While some schools in Port Elizabeth have the necessary tools to provide pupils with some form of learning, for others in the less-privileged areas, a lack of data, an internet connection and equipment is an ongoing struggle.

Walmer’s Gateways Pre-Primary School celebrated its 50th online Zoom lesson last week across its four classrooms.

Then, in a bid to ensure no-one was left behind, the school also created a “drive-through” where activity packs could be collected from the school’s parking lot without parents having to leave their vehicles.

Principal Lindsay Steyn said her teachers had risen to the challenge. They were resourceful and committed to seeing children connect and learn.

“We’re in a fortunate position in that we began our online teaching right away with activities and lessons on March 18, when schools closed.

“We have online lessons daily and have provided independent learning plans and resources for those not attending classes. We also record all our lessons, which they can download,” Steyn said.

The small school consists of two Grade 0 and two Grade R classes.

“Our primary concern remains the social and emotional development of our children — their mental health is our number one priority.”

But Gateways took things a step further when it announced a cut in school fees by more than half, in a show of support for parents who had suffered a loss in income due to the lockdown.

“We’re a community built on family ethos. We take care of each other and support one another. It takes a village to raise a child.

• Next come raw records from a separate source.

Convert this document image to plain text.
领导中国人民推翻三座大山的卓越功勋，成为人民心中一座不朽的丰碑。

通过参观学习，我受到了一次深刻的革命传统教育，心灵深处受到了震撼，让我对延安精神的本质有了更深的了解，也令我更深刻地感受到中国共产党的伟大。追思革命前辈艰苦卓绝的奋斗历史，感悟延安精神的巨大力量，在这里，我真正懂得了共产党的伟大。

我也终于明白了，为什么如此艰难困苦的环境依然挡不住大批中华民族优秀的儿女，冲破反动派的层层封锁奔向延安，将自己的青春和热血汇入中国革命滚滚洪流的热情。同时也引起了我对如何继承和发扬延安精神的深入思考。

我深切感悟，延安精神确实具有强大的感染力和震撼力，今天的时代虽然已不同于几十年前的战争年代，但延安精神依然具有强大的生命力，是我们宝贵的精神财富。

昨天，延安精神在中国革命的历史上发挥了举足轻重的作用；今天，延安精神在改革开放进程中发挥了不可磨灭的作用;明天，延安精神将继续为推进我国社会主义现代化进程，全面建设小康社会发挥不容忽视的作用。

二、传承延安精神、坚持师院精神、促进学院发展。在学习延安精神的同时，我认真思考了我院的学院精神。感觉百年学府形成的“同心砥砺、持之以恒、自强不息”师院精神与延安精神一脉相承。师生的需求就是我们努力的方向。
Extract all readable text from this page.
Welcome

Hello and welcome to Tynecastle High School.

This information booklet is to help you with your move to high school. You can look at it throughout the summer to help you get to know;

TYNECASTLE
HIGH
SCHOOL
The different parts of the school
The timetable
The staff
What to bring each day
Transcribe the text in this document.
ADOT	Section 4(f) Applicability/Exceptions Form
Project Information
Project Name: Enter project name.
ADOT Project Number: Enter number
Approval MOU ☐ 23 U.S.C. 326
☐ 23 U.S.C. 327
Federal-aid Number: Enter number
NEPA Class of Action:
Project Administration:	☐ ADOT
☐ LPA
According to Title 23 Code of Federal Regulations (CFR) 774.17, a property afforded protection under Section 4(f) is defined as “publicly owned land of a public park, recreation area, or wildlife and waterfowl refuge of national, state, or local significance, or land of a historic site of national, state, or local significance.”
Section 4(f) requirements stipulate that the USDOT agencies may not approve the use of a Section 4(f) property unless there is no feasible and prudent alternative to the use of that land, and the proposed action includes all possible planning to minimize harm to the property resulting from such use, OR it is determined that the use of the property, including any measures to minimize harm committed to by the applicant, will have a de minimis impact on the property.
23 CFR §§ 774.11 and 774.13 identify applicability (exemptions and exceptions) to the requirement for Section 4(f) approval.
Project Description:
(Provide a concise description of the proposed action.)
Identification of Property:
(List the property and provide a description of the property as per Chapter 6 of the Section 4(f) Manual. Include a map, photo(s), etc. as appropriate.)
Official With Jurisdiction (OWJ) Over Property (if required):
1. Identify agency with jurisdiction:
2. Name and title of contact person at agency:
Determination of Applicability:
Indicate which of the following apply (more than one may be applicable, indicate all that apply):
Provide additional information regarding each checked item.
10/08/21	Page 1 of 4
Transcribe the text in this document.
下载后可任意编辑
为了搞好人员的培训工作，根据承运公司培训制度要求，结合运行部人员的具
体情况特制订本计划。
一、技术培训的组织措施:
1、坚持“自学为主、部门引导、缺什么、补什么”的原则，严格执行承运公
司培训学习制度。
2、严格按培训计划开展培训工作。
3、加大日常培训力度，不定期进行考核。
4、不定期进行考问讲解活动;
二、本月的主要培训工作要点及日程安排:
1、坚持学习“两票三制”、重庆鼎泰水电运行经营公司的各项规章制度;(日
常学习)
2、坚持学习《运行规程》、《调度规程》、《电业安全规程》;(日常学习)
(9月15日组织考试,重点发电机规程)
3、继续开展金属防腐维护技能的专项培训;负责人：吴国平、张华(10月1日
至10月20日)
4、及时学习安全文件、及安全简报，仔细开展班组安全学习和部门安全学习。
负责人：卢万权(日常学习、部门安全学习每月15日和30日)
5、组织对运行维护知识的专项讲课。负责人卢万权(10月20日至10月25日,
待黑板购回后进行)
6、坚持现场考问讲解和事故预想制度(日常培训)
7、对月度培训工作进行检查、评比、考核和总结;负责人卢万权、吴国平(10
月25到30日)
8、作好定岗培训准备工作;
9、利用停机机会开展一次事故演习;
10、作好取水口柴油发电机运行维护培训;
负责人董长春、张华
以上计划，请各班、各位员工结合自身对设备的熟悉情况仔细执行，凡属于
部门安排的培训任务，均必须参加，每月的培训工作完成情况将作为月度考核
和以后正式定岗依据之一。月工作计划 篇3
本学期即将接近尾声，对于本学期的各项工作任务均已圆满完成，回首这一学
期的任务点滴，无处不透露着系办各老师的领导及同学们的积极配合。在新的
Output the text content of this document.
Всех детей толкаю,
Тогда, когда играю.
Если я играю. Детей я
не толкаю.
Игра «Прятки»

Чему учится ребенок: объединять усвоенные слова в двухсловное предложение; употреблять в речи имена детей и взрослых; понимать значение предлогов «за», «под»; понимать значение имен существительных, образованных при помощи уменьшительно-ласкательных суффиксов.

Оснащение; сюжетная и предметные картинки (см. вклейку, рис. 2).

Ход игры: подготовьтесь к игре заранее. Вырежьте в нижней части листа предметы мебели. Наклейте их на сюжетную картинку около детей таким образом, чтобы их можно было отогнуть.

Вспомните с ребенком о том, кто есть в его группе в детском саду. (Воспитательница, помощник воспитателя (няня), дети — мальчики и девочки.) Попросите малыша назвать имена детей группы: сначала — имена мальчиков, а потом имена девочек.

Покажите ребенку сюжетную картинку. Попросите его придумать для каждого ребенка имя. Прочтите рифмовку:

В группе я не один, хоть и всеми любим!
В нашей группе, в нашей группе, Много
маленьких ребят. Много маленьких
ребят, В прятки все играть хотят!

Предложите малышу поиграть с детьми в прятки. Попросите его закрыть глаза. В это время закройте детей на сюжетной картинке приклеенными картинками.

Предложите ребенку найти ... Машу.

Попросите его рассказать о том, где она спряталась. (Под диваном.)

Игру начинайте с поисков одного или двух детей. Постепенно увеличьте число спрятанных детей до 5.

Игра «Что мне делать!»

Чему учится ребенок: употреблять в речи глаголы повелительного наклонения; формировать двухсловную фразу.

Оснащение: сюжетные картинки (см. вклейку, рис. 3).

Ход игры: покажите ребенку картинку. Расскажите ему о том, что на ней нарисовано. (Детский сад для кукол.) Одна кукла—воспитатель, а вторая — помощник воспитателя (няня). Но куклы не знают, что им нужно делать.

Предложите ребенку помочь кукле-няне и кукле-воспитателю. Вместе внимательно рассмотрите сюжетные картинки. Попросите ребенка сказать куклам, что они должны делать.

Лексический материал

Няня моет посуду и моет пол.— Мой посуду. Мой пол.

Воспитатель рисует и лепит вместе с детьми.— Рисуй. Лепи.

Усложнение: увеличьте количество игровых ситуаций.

“For our children to continue to thrive, they need parents who feel supported and assisted. Many parents are facing the challenge of a reduced income and in some cases no income at all, so we need to do everything possible to support them,” Steyn said.

All staff continue to be paid in full from the school’s emergency fund.

Her advice to parents as they tackle the daunting task of homeschooling?

“Particularly in the early years, children learn through experiences and observation. Don’t put undue stress on yourself or your children out of fear they are falling behind. Your primary goal should be the mental health of your child. You are enough.”

For Solomon Mahlangu High School in KwaNobuhle, things have not been as smooth, but this is not for lack of trying.

Principal Nmcedi Mtengwana said initially pupils willingly participated in the WhatsApp lessons sent via voice notes but as time went on, due to a lack of data and some not having their own phones, numbers had dwindled.

The teachers, however, continued to do their part and were conducting lessons for those still able to participate via Zoom.

Mtengwana said his biggest worry was creating adequate physical distancing among the school’s 1,400 pupils when they returned.

The school did not have enough classrooms for the required physical distancing and they would have to make use of mobile classrooms.

“But with that is a need for more manpower,” he said, adding that a lack of masks was also an issue.

He was holding onto the hope of a donation.

“But many of our learners have indicated that they are keen to return to school and we keep encouraging them.”

St Dominic’s Priory School in Miramar set up virtual classes using Google Classroom. Some teachers also used WhatsApp and e-mail to communicate with pupils.

Principal Father Grant James said at some stage in the learning process the teacher was present for the pupils via voice, video or live call.

“We believe presence is vital for quality education. Someone even mused that the teachers are becoming YouTube stars before their hopeful pupils.”

James said one of the biggest challenges was that recording a five-minute instructional video often took the whole day for certain staff members as this way of teaching was completely new to them.

“The time and effort staff have invested is not always seen,” he said.

Another challenge was internet connectivity in some homes.

The school’s biggest concern, however, remained the matric class.

“When school resumes, the programme will focus almost entirely on academics and planning extra classes.

“For the lower grades, the education department has advised schools to trim the curriculum to cover the essential topics for the year. Our management team is contemplating this in a co-ordinated way.”

From a health perspective, James said, they were drafting a comprehensive safety protocol guideline that would be circulated to parents once they had received the relevant instructions from the government.